En este cielo oscuro aparecieron entonces, sucesivamente, las tres mayores lumbreras
de la sabiduría griega: Sócrates, con su búsqueda de las esencias; Platón, que sólo contempla
las perfecciones en sus causas más elevadas; y Aristóteles, que ya queda para siempre como
la estrella polar del firmamento filosófico. De ser cierto que a veces el genio de un pueblo se encarna en ciertos hombres, y que esos vastos y poderosos espíritus son como el acto y la
perfección en que alcanza su fin y su acabamiento todo un mundo de virtualidades,
Aristóteles, más que cualquier otro, fue de esos hombres. En él encontró su expresión más
perfecta y universal el genio filosófico de Grecia.

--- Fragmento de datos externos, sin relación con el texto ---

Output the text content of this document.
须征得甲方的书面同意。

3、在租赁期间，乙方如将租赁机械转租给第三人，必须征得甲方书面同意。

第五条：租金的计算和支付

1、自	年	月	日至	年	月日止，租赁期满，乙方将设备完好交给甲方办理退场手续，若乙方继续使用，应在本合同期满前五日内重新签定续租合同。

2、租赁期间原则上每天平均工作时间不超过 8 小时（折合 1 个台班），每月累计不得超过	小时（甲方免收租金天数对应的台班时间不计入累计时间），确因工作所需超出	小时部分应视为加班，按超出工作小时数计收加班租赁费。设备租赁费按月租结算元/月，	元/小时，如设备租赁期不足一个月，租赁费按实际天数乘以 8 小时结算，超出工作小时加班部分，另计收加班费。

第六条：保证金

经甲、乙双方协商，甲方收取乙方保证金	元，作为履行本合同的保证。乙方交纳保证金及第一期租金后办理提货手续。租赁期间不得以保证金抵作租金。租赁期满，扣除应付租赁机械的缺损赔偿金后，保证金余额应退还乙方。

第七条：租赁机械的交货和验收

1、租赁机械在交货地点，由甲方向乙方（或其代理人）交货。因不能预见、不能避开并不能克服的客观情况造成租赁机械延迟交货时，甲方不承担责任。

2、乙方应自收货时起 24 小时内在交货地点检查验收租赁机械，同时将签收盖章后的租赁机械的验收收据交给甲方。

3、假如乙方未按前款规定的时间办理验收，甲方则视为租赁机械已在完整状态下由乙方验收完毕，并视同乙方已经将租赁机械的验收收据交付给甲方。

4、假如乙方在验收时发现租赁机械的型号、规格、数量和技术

Nacido en Estagira, ciudad de Tracia, Aristóteles (384-322) viajó a Atenas a los
diecisiete años para convertirse en humilde discípulo de Platón durante veinte años nada
menos. Al maestro le gustaba el espíritu vivaz de su alumno, a quien llamaba la
Inteligencia. Por su parte, Aristóteles no dudaba en manifestar cierta independencia en sus
ideas: «Soy amigo de Platón, pero más amigo de la verdad». Durante tres años fue preceptor
del hijo del rey de Macedonia, el futuro Alejandro Magno. Cabe pensar que los elevados
puntos de vista de un maestro de tal envergadura tuvieron mucho que ver en el ideal de
conquista y civilización universal de Alejandro. De regreso a Atenas, Aristóteles fundó su
propia escuela en el Liceo, que en poco tiempo eclipsó a la Academia fundada por Platón.
Murió en Calcis a los sesenta y dos años.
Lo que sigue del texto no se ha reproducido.